73082 - History of Medieval Philosophy (2) (LM)

Academic Year 2023/2024

  • Teaching Mode: Traditional lectures
  • Campus: Bologna
  • Corso: Second cycle degree programme (LM) in Philosophical Sciences (cod. 8773)

Learning outcomes

The course will lead to a thorough knowledge of the philosophical medieval reflections with special focus on the epistemological aspects and the interweaving of the sources into the vernacular, Latin, greek, Arab and Jewish. We want to draw the lines of an intellectual history, marked by  the real historical dimension; a dimension which also opens to concepts, issues and ideas.  In this way, students will learn to extricate themselves critically between notions, categories and classifications historiography, which, if he was recruited strictly, would lead to errors, ideological prejudices and to a historical determinism as to block any freedom of interpretation. The lessons will give particular relevance to the texts, the study of semantic variations of the theological and philosophical the lexicon and the rigorous scrutiny of the historiographic interpretations and history of concepts and ideas.

 

Course contents

The rediscovery of Plotinus between Bessarion's In calumniatorem Platonis and Ficino's translation.
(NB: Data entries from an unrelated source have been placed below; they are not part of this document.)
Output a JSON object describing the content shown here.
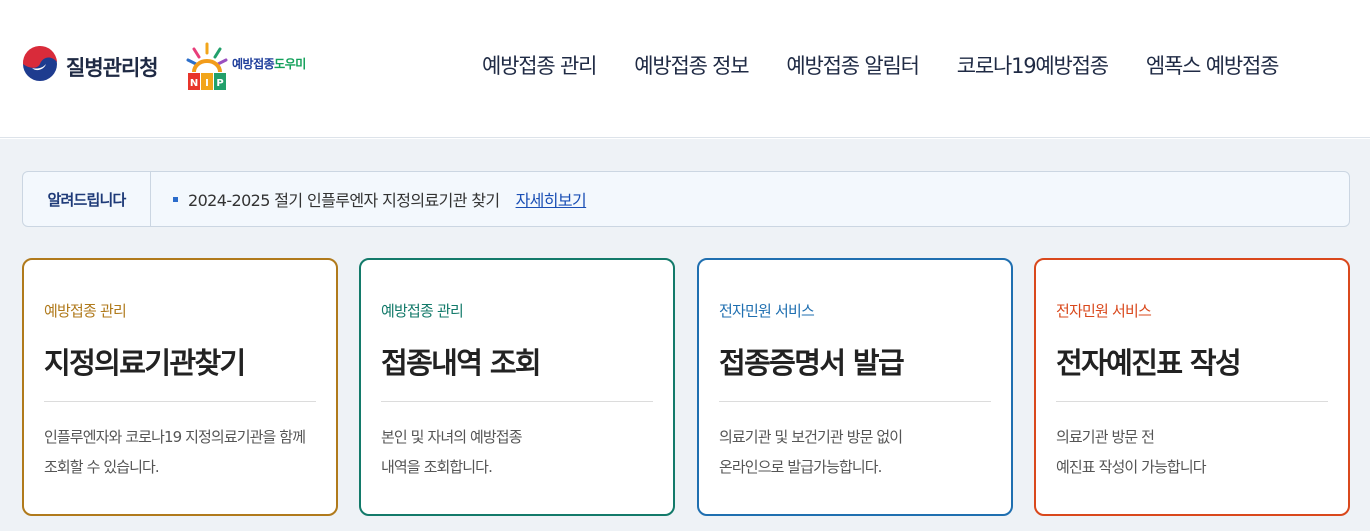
{
  "header": {
    "agency_name": "질병관리청",
    "brand": {
      "part1": "예방접종",
      "part2": "도우미",
      "badge": "NIP"
    },
    "nav": [
      {
        "label": "예방접종 관리"
      },
      {
        "label": "예방접종 정보"
      },
      {
        "label": "예방접종 알림터"
      },
      {
        "label": "코로나19예방접종"
      },
      {
        "label": "엠폭스 예방접종"
      }
    ]
  },
  "notice": {
    "label": "알려드립니다",
    "text": "2024-2025 절기 인플루엔자 지정의료기관 찾기",
    "link": "자세히보기"
  },
  "cards": [
    {
      "category": "예방접종 관리",
      "title": "지정의료기관찾기",
      "desc": "인플루엔자와 코로나19 지정의료기관을 함께\n조회할 수 있습니다.",
      "color": "#b07a1c"
    },
    {
      "category": "예방접종 관리",
      "title": "접종내역 조회",
      "desc": "본인 및 자녀의 예방접종\n내역을 조회합니다.",
      "color": "#137a6a"
    },
    {
      "category": "전자민원 서비스",
      "title": "접종증명서 발급",
      "desc": "의료기관 및 보건기관 방문 없이\n온라인으로 발급가능합니다.",
      "color": "#1f6fb0"
    },
    {
      "category": "전자민원 서비스",
      "title": "전자예진표 작성",
      "desc": "의료기관 방문 전\n예진표 작성이 가능합니다",
      "color": "#d9481c"
    }
  ],
  "colors": {
    "gov_blue": "#1e3c8f",
    "gov_red": "#d92b3a",
    "header_text": "#1f2a44",
    "content_bg": "#eef2f6"
  }
}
The course will follow the resurfacing of Plotinus' ideas in Bessarion's work (circa 1455), persuaded as we are that Florentine platonism actually was a neo-plotinism. Already from the texts quoted by cardinal Bessarion, Plotinus appeared to many Western readers as the true source of Saint Augustine's gnoseological ideas. Reading a number of fifteenth-century Florentine doctrinal poems that narrate the adventures of the soul, we will highlight the peculiarity of Ficino's ideas on the mechanics of sensation and on the conceptions that make of hell and paradise merely psicological states. In this sense, we will briefly focus on the rediscovery of the ideas of Origen, both in late Bizantine philosophy and in Ficino and Pico's works.  

Readings/Bibliography

Robert Klein, La forma e l'intelligibile. Scritti sul Rinascimento e l'arte moderna, Torino, Einaudi, 1975.

Eugenio Garin, Lo zodiaco della vita, Bari-Roma, Laterza, 1976 or following editions.

Teaching methods

lectures; during class the teacher reads, translates and comments on relevant textual passages and thematic nodes.

Assessment methods

Oral examination: Students are recommended to bring the texts when examining.
Students who have attended lectures may agree on exams (whether written or oral) devoted to specific topics.

Assessment criteria and thresholds of evaluation:

30 cum laude - Excellent as to knowledge, philosophical lexicon and critical expression.

30 – Excellent: knowledge is complete, well argued and correctly expressed, with some slight faults.

27-29 – Good: thorough and satisfactory knowledge; essentially correct expression.

24-26 - Fairly good: knowledge broadly acquired, and not always correctely expressed.

21-23 – Sufficient: superficial and partial knowledge; exposure and articulation are incomplete and often not sufficiently appropriate

18-21 - Almost sufficient: superficial and decontextualized knowledge. The exposure of the contents shows important gaps.

Exam failed - Students are requested to show up at a subsequent exam session if basic skills and knowledge are not sufficiently acquired and not placed in the historical-philosophical context.

Teaching tools

texts; during the course the teacher will provide handouts and translations students.

Students who have not attended the course will find educational materials available at the secretariat of the students, via Zamboni 38, second floor.